With their sturdy defensive outlook, rugged high press, attacking directness and proud paucity of celebrity star power, the Union are in many ways Miami’s antithesis. Despite all that, or perhaps because of it, Martino pledged to remain faithful to the ball-dominant, pass-and-move style he’s instilled since taking over at IMCF in late June.
“We’re thinking of a game that is going to be a little bit closed,” said the Argentine boss. “We see Philadelphia normally as a team that, at the beginning, play long balls and prepare to fight for the second ball. When they encounter teams that build from the back, they press. That said, we’re not going to give up from what we want to do.
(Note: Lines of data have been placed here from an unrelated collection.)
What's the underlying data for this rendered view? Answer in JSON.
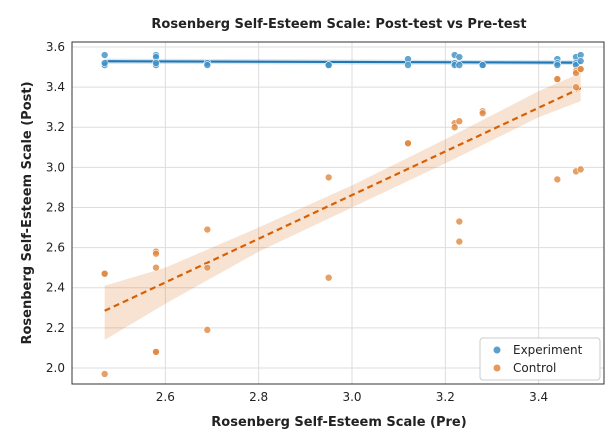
{
  "chart_data": {
    "type": "scatter",
    "title": "Rosenberg Self-Esteem Scale: Post-test vs Pre-test",
    "xlabel": "Rosenberg Self-Esteem Scale (Pre)",
    "ylabel": "Rosenberg Self-Esteem Scale (Post)",
    "xlim": [
      2.4,
      3.54
    ],
    "ylim": [
      1.92,
      3.625
    ],
    "xticks": [
      2.6,
      2.8,
      3.0,
      3.2,
      3.4
    ],
    "yticks": [
      2.0,
      2.2,
      2.4,
      2.6,
      2.8,
      3.0,
      3.2,
      3.4,
      3.6
    ],
    "xtick_labels": [
      "2.6",
      "2.8",
      "3.0",
      "3.2",
      "3.4"
    ],
    "ytick_labels": [
      "2.0",
      "2.2",
      "2.4",
      "2.6",
      "2.8",
      "3.0",
      "3.2",
      "3.4",
      "3.6"
    ],
    "grid": true,
    "legend_position": "bottom-right",
    "series": [
      {
        "name": "Experiment",
        "color": "#3d8fc4",
        "line_color": "#1f77b4",
        "line_style": "solid",
        "fit": {
          "x": [
            2.47,
            3.49
          ],
          "y": [
            3.529,
            3.522
          ]
        },
        "ci": {
          "x": [
            2.47,
            3.49
          ],
          "lower": [
            3.516,
            3.51
          ],
          "upper": [
            3.542,
            3.534
          ]
        },
        "points": [
          {
            "x": 2.47,
            "y": 3.56
          },
          {
            "x": 2.47,
            "y": 3.51
          },
          {
            "x": 2.47,
            "y": 3.52
          },
          {
            "x": 2.58,
            "y": 3.56
          },
          {
            "x": 2.58,
            "y": 3.55
          },
          {
            "x": 2.58,
            "y": 3.51
          },
          {
            "x": 2.58,
            "y": 3.52
          },
          {
            "x": 2.69,
            "y": 3.52
          },
          {
            "x": 2.69,
            "y": 3.51
          },
          {
            "x": 2.95,
            "y": 3.51
          },
          {
            "x": 2.95,
            "y": 3.51
          },
          {
            "x": 3.12,
            "y": 3.54
          },
          {
            "x": 3.12,
            "y": 3.51
          },
          {
            "x": 3.22,
            "y": 3.56
          },
          {
            "x": 3.22,
            "y": 3.52
          },
          {
            "x": 3.22,
            "y": 3.51
          },
          {
            "x": 3.23,
            "y": 3.55
          },
          {
            "x": 3.23,
            "y": 3.51
          },
          {
            "x": 3.28,
            "y": 3.51
          },
          {
            "x": 3.28,
            "y": 3.51
          },
          {
            "x": 3.44,
            "y": 3.54
          },
          {
            "x": 3.44,
            "y": 3.52
          },
          {
            "x": 3.44,
            "y": 3.51
          },
          {
            "x": 3.48,
            "y": 3.55
          },
          {
            "x": 3.48,
            "y": 3.52
          },
          {
            "x": 3.48,
            "y": 3.51
          },
          {
            "x": 3.49,
            "y": 3.56
          },
          {
            "x": 3.49,
            "y": 3.53
          }
        ]
      },
      {
        "name": "Control",
        "color": "#e0873f",
        "line_color": "#d95f02",
        "line_style": "dashed",
        "fit": {
          "x": [
            2.47,
            3.49
          ],
          "y": [
            2.285,
            3.395
          ]
        },
        "ci": {
          "x": [
            2.47,
            2.6,
            2.8,
            3.0,
            3.2,
            3.4,
            3.49
          ],
          "lower": [
            2.14,
            2.32,
            2.58,
            2.8,
            3.02,
            3.25,
            3.33
          ],
          "upper": [
            2.41,
            2.5,
            2.7,
            2.91,
            3.14,
            3.38,
            3.47
          ]
        },
        "points": [
          {
            "x": 2.47,
            "y": 2.47
          },
          {
            "x": 2.47,
            "y": 2.47
          },
          {
            "x": 2.47,
            "y": 1.97
          },
          {
            "x": 2.58,
            "y": 2.58
          },
          {
            "x": 2.58,
            "y": 2.57
          },
          {
            "x": 2.58,
            "y": 2.5
          },
          {
            "x": 2.58,
            "y": 2.08
          },
          {
            "x": 2.58,
            "y": 2.08
          },
          {
            "x": 2.69,
            "y": 2.69
          },
          {
            "x": 2.69,
            "y": 2.5
          },
          {
            "x": 2.69,
            "y": 2.19
          },
          {
            "x": 2.95,
            "y": 2.95
          },
          {
            "x": 2.95,
            "y": 2.45
          },
          {
            "x": 3.12,
            "y": 3.12
          },
          {
            "x": 3.12,
            "y": 3.12
          },
          {
            "x": 3.22,
            "y": 3.22
          },
          {
            "x": 3.22,
            "y": 3.2
          },
          {
            "x": 3.23,
            "y": 3.23
          },
          {
            "x": 3.23,
            "y": 2.73
          },
          {
            "x": 3.23,
            "y": 2.63
          },
          {
            "x": 3.28,
            "y": 3.28
          },
          {
            "x": 3.28,
            "y": 3.27
          },
          {
            "x": 3.44,
            "y": 3.44
          },
          {
            "x": 3.44,
            "y": 3.44
          },
          {
            "x": 3.44,
            "y": 2.94
          },
          {
            "x": 3.48,
            "y": 3.48
          },
          {
            "x": 3.48,
            "y": 3.47
          },
          {
            "x": 3.48,
            "y": 3.4
          },
          {
            "x": 3.48,
            "y": 2.98
          },
          {
            "x": 3.49,
            "y": 3.49
          },
          {
            "x": 3.49,
            "y": 3.49
          },
          {
            "x": 3.49,
            "y": 2.99
          }
        ]
      }
    ],
    "legend": [
      {
        "label": "Experiment",
        "color": "#3d8fc4"
      },
      {
        "label": "Control",
        "color": "#e0873f"
      }
    ]
  }
}
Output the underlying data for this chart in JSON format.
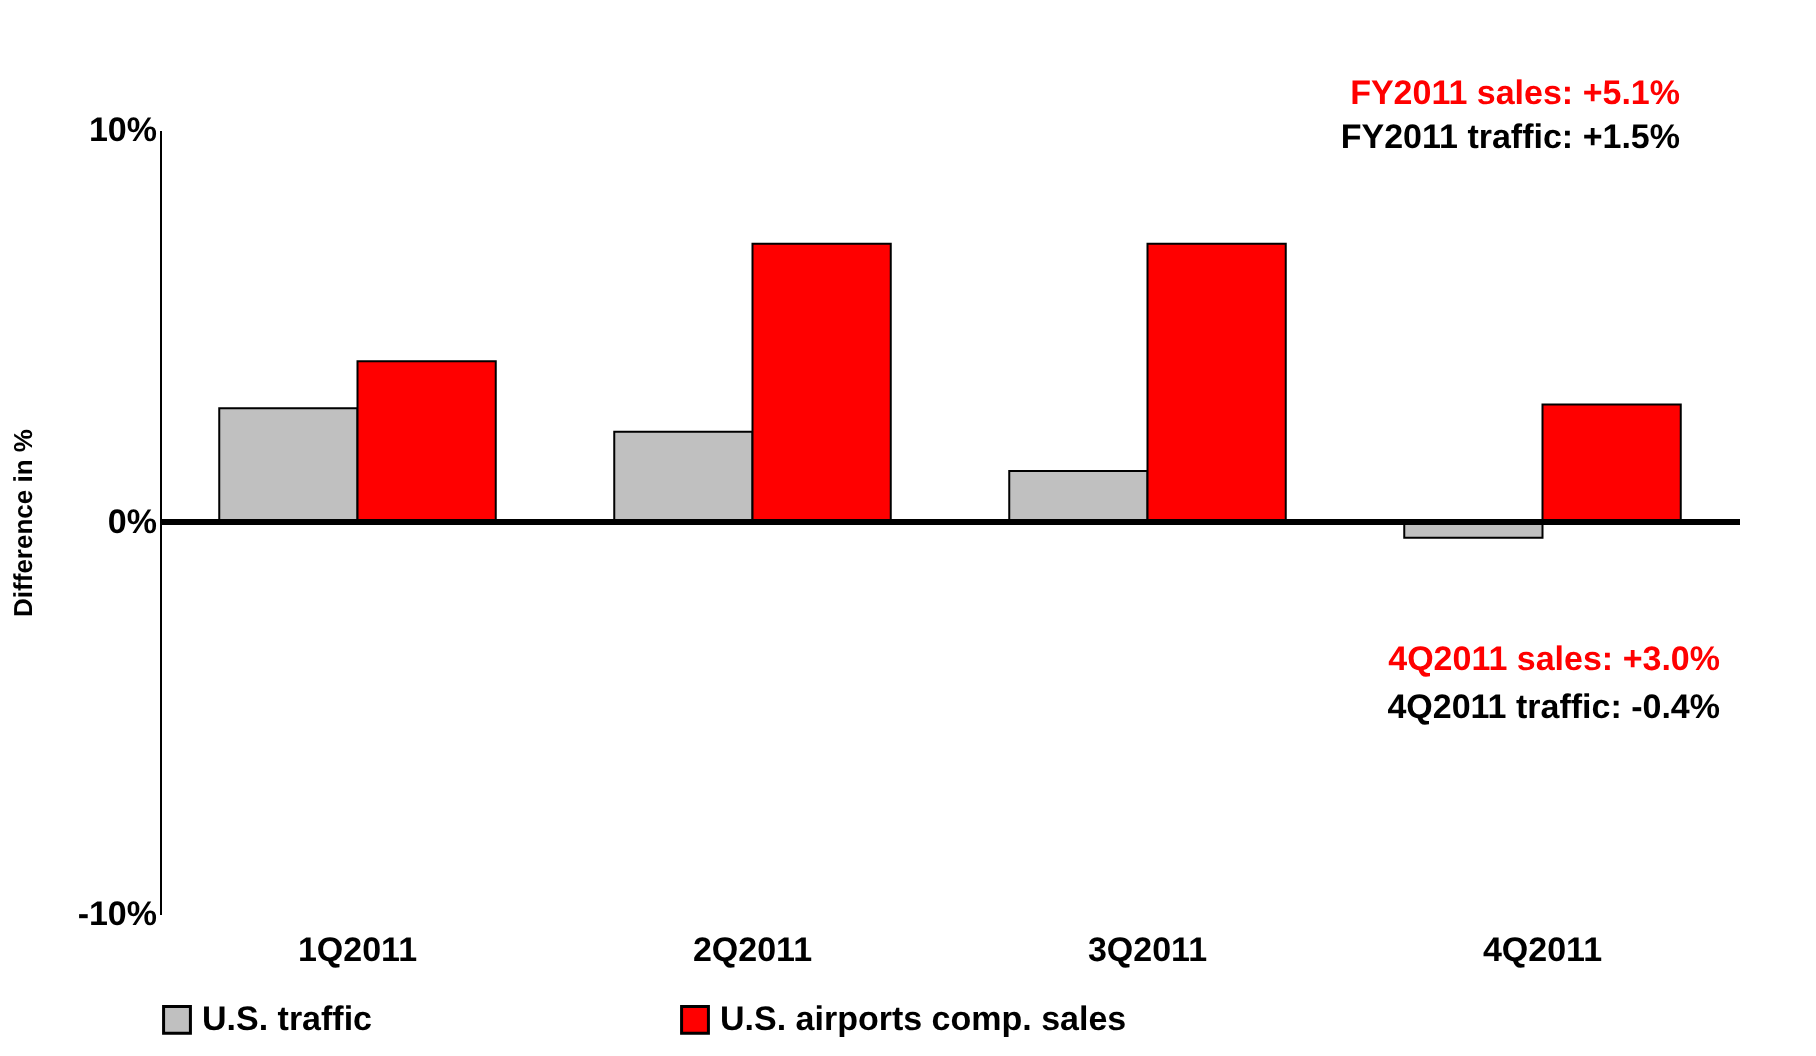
{
  "chart_data": {
    "type": "bar",
    "ylabel": "Difference in %",
    "categories": [
      "1Q2011",
      "2Q2011",
      "3Q2011",
      "4Q2011"
    ],
    "series": [
      {
        "name": "U.S. traffic",
        "color": "#c0c0c0",
        "values": [
          2.9,
          2.3,
          1.3,
          -0.4
        ]
      },
      {
        "name": "U.S. airports comp. sales",
        "color": "#ff0000",
        "values": [
          4.1,
          7.1,
          7.1,
          3.0
        ]
      }
    ],
    "ylim": [
      -10,
      10
    ],
    "yticks": [
      {
        "value": -10,
        "label": "-10%"
      },
      {
        "value": 0,
        "label": "0%"
      },
      {
        "value": 10,
        "label": "10%"
      }
    ],
    "ref_lines": [
      {
        "axis": "y",
        "value": 0,
        "color": "#000000"
      }
    ],
    "grid": false,
    "legend": "bottom",
    "annotations": [
      "FY2011 sales: +5.1%",
      "FY2011 traffic: +1.5%",
      "4Q2011 sales: +3.0%",
      "4Q2011 traffic: -0.4%"
    ]
  }
}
And we will see if their pressing is better than our game, or our game is better than their pressing.”
Curtin readily admitted his side will be second-best in terms of ball possession on Tuesday, and while paying rich tribute to Messi’s excellence, made clear that he sees Busquets’ distribution and tempo-setting as a vital cog in Miami’s abrupt renaissance.
“This is going to sound like the dumbest thing in the world, but everyone is talking about Messi and that’s natural and he’s been incredible. For an athlete to deliver over and over in every big-pressure moment again and again for his team has been amazing to watch,” said Philly’s coach. “But if you don’t take away Busquets and cut away the service – if you look at every goal they’ve scored this year, he either plays the pass that leads directly to the goal or, which is maybe more important, the pass that leads to the pass that leads to the goal.
“But I’ve talked all week about if Messi receives the ball, it’s too late, we’re in trouble. We’ve messed up if he receives the ball at his feet. So can we now, in a smart way, try to cut out the weapons that get him the ball on the ground? And it starts with Busquets being that anchor of the team.”
Who’s in, who’s out?
Messi appeared to roll his ankle and show some discomfort during the section of Monday’s training session that was open to members of the media at IMCF’s training ground in Fort Lauderdale. But Martino tamped down the suggestion that it was an injury of note.
“I attended only part of the training session because I had a meeting afterwards and was finishing preparing for that, so I didn’t see exactly what happened,” said the coach. “But I imagine if it was something serious, everyone here would have been scandalized and made a big deal … I think nothing happened.”
The former Atlanta United boss said one of Miami’s other recently-arrived summer signings, attacker Facundo Farías, is in the traveling squad that jetted to Pennsylvania Monday afternoon and should be available for selection. Another U22 Initiative addition, highly-rated center back Tomás Avilés, is not yet ready to do so.
Meanwhile, Curtin revealed good news on that front, with influential playmaker Dániel Gazdag ready to play after a knee injury that proved less serious than feared and veteran leader Alejandro Bedoya fit enough to make Tuesday’s gameday squad as a bench option. The Union’s leader was cagier about key striker Julián Carranza, a former IMCF player, and his hamstring issue.
“Julian is another one that would do anything to not miss this one – obviously Miami, obviously a fellow countryman on the other team that’s pretty good at soccer,” said Curtin. “He picked up a Grade 1 strain, which is a hamstring strain that, look, news-wise that’s probably the best news we could have got.
“I’ll just say he still pushed on the side of things, and I haven’t heard back yet exactly how that went. But he wants to still participate tomorrow. Probably won’t be from the start, but if he’s around even to take a penalty kick or run around for a little bit of time without the risk of further injury, we’ll see where that stands.”